Gives an error message:

Failed test # 3. Run time error:
Exception in thread "main" java.lang.ArrayIndexOutOfBoundsException: 30
at Main.flipBit (Main.java:27)
at Main.main (Main.java:14)
at Main.main (Main.java:7)

  • 3
    I don’t know Java, of course, but isn’t it somehow simpler: value^(1<<(bitIndex-1)) ? - PetSerAl
  • let's immediately String.format("%32s", Integer.toBinaryString( value ) ).replace(' ', '0') , cho there :) - zRrr

1 answer 1

To invert a bit at a certain position, you need to move 1 to the desired number of positions to the left (this will be a mask), and then make an XOR with the original number.

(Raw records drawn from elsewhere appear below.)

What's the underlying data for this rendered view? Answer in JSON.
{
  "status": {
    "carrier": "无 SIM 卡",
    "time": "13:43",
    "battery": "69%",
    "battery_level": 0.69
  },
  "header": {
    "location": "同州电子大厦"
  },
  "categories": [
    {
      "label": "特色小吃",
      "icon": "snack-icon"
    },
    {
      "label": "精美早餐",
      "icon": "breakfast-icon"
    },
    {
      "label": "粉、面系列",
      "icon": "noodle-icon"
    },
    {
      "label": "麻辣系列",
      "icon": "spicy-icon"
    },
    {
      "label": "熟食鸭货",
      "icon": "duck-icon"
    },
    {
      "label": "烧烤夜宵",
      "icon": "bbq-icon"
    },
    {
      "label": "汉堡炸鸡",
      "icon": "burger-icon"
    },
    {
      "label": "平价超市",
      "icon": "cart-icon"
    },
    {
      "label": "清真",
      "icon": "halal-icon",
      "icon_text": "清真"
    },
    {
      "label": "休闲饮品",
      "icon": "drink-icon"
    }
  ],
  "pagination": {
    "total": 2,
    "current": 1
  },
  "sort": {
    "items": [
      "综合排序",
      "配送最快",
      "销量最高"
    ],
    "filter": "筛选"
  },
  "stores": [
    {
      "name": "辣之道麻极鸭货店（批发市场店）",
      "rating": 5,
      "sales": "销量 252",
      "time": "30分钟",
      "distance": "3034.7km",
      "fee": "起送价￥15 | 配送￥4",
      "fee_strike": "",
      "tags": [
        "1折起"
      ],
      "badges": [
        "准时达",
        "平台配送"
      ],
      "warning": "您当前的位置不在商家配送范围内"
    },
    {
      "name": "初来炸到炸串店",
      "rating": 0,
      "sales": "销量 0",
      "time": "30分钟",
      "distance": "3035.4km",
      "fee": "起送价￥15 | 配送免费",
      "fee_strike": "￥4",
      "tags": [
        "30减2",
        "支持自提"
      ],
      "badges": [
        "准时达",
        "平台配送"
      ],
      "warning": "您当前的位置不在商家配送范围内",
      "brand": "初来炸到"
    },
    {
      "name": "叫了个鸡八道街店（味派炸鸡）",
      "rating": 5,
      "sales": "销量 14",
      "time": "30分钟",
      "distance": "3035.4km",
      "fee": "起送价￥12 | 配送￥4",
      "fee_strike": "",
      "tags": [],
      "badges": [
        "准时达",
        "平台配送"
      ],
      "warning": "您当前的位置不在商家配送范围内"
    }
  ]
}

 public static long flipBit(int position, long value) { return value ^ 1 << position; }

Or, you can use the class BitSet

 public static long flipBit(int position, long value) { BitSet bs = BitSet.valueOf(new long[] { value }); bs.flip(position); return bs.toLongArray()[0]; }

Bits are numbered starting from 0, from right to left.

 long value = 10L; System.out.println(Long.toBinaryString(value)); // 1010 System.out.println(Long.toBinaryString(flipBit(1, value))); // 1000

Add additional conditions for your task and check for valid values ​​yourself.